ギルドの人、聞いたら妖狐の人達だったよ。

陰陽師のグループにも所属しているってさ。

葛葉さんの家系らしいから子沢山だよねー。

さすが数千年生きてる妖狐。

エクスが分身して驚いたのは風花さんとイマニーさんだけだったしね。


さて、話を戻して子どもたちがお腹を空かせている状況。

日本まではあと1時間ちょっと……

もう少し待ってって言うのもありだけど小腹は満たしたいよねー。


「あらたー。アレ出したら?この前ダンジョンに行く前に作り置きしてたヤツ」

「アレ?……あぁ!あれか。結局すぐ帰ってこれたから食べてなかったねー。どこに置いてたかなー」

「お?田島さんのご飯ですか?!期待!」

「……なんで風花さんがテンション上がってるんですか。てかどこから?!大人は後で!」

「ちぇー」


全く……他の方達は帰国後の記者会見の資料を読んでるのに風花さんはこっちで遊んでていいのかね。

てか、エクスについてゴーレムの亜人ってざっくり説明したら納得してくれたのはいいけど馴染むの早いな。

あ、それは俺もか。

……俺の場合は神ングアウトだったけども。

……一旦それは置いておいて、まずは子どもたちに食べてもらわないと。

アイテムバッグをゴソゴソと……

お、これこれー。


「ばばーん。ブルーバードの管理人さんから貰った卵で作った味玉!一晩漬けたヤツをアイテムバッグに入れて保存してたんだよねー。いやー時間経過しないって素晴らしいね」

「わーい!たまごー!」

「たまー」


「……ブルーバード?あぁ、上司が嬉々として飛んで行ったところか。確か若いパラダイスレインボーバードが上がってきたとか何とか……まさか?」

「お!麻薬たまご!にしては具材が少ない?……あ、なんか予想出来た」

「いやー、話には聞いてたけど大きさがダチョウほどじゃなくて良かったですよー。L玉より一回り大きいぐらいで。タッパーにも4つ入りましたし。うちの味たまはシンプルな味付けなんです」

「せやねー。ほい、ちりちゃん。パラダイスレインボーバードの無精卵で作った味玉だよー。いやー、アメリカに半熟卵用の温度計がなくて焦ったよー」


ブルーバードの管理人にしてサンダーバードの亜人ポールさんから貰った卵。

最初、さすがにナマモノだからどーしようって悩んで全部食べようとしたのは内緒。

デスバレーに行くことになった時におやつ代わりに持っていくかーってことでサクッと作ったんだよねー。
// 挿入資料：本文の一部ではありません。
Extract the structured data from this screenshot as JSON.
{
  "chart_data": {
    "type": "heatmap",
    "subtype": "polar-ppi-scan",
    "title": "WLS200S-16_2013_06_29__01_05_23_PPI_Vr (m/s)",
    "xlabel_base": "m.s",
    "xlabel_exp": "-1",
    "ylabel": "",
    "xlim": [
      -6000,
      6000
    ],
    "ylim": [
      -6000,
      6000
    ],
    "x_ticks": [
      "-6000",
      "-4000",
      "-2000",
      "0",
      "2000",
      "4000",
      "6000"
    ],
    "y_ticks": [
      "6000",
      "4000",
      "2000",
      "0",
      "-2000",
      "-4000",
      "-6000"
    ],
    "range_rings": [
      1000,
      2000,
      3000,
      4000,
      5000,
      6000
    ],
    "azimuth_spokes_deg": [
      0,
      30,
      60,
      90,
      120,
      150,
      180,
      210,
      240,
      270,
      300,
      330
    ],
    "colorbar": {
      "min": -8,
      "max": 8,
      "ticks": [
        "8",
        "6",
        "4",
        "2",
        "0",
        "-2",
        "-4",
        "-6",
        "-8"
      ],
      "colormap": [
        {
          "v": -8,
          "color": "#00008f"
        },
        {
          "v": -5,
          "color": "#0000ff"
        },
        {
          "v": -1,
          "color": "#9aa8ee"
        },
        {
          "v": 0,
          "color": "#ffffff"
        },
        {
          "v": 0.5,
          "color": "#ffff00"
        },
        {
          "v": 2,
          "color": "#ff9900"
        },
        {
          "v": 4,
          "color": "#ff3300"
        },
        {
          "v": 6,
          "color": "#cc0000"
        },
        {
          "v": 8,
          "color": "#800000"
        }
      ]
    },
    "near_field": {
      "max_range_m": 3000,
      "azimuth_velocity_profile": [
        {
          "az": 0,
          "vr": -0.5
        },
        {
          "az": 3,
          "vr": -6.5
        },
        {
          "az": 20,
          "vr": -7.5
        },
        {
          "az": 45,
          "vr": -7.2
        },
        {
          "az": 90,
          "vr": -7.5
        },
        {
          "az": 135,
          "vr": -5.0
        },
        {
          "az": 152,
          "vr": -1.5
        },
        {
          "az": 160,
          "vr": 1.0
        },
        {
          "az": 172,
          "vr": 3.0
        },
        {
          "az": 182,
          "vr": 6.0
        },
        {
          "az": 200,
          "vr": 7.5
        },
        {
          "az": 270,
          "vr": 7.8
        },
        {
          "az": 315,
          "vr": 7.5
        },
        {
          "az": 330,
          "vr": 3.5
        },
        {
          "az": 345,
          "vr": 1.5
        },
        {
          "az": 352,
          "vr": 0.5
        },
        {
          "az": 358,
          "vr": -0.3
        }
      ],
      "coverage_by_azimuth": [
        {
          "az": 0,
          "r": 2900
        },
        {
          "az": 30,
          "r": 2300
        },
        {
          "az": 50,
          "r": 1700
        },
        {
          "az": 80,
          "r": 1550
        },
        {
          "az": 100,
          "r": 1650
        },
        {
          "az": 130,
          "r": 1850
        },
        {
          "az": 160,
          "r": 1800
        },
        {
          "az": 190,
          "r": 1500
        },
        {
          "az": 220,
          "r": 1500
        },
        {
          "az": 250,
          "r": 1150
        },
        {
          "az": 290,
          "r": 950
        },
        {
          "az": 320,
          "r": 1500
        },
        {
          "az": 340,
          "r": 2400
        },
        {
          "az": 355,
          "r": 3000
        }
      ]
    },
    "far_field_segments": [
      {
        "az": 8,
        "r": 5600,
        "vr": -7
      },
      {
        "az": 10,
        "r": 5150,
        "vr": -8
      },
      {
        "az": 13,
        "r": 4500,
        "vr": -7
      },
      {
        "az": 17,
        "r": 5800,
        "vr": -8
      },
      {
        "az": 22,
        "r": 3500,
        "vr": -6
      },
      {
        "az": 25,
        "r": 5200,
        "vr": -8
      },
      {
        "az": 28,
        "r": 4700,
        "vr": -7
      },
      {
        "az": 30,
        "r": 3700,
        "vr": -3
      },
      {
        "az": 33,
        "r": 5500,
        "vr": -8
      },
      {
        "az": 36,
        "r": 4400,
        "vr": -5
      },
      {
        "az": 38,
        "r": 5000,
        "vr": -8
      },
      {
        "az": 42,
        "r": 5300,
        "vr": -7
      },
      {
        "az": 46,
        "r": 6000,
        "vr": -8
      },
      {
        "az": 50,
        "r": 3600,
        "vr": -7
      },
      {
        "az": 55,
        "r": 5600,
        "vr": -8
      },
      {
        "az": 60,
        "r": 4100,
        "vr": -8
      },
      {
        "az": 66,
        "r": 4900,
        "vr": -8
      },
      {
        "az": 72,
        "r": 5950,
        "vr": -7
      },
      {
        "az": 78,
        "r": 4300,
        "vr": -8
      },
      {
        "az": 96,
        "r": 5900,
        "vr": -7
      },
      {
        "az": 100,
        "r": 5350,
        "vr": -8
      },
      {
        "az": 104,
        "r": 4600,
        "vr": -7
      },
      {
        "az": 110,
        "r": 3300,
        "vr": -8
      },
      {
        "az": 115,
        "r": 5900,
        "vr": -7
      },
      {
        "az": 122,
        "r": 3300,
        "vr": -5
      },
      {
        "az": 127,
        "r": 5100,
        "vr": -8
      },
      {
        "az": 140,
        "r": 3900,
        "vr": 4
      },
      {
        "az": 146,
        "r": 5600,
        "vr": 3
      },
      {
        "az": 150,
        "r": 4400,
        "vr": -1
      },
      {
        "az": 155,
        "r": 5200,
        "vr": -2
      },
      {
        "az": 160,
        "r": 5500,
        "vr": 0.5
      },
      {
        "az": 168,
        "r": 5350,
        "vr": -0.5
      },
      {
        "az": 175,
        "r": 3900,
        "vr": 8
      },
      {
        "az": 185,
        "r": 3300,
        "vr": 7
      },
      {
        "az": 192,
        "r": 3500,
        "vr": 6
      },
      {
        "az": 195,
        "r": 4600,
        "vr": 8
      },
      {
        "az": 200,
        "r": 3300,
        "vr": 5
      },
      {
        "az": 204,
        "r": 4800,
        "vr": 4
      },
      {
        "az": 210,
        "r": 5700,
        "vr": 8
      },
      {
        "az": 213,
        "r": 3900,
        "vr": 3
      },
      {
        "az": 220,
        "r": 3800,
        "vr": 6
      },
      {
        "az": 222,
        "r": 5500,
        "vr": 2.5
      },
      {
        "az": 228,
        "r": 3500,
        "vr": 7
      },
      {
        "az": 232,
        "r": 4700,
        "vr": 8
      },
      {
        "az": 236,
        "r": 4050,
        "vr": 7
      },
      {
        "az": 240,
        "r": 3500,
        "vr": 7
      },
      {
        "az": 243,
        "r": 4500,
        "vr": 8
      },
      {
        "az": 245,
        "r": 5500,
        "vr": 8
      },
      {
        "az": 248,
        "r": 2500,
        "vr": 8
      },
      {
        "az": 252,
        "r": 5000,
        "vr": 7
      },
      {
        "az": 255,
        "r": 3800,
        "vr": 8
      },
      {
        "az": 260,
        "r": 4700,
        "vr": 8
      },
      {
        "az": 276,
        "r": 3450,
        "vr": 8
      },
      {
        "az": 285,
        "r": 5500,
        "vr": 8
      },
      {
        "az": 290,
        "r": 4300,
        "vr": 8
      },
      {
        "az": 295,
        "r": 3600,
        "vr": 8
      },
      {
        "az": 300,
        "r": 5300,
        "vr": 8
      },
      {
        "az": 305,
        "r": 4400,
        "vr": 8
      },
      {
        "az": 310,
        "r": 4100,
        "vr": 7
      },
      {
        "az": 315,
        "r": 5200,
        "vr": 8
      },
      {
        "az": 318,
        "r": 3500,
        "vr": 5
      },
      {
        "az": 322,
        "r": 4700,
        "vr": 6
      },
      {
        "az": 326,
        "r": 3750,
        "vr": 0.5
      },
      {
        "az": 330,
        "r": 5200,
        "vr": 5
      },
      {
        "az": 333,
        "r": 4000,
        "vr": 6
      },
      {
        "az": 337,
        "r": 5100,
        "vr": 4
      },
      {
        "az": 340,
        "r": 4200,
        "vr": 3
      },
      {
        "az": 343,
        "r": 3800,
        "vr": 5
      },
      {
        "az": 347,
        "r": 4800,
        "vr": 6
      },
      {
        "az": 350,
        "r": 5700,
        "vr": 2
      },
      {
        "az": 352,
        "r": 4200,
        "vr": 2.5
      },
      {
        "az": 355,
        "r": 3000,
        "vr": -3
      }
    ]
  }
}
麻薬たまごも考えたけどいつも食べてるめんつゆにネギとごまを入れたヤツにつけるだけにしてます。

卵、そのまま食べても美味しそうだったから素材の味を活かしたかったんだよなー。

あと作り慣れてるからサクッとできるし。

一応作った時に味見したけどトロッとした黄身と麺つゆの風味がマッチしてとても美味でした。

コレを熱々のご飯に乗せて食べたいですな。


「うまー!たまごおいしー!とろとろだー」

「もぐもぐー」

「……田島さん」

「はいはい、風花さんにもあげますよー。他のメンバーの方も呼んでください。一応ギルドの職員さんの分までありますから」

「はーい」

「……お前、一体何個作ったんだよ」


とりまおやつ用に70個?

いやー、ポールさんが120個渡してきたからこれでも必死こいて食べたんだぞー?

まだ残ってるしな!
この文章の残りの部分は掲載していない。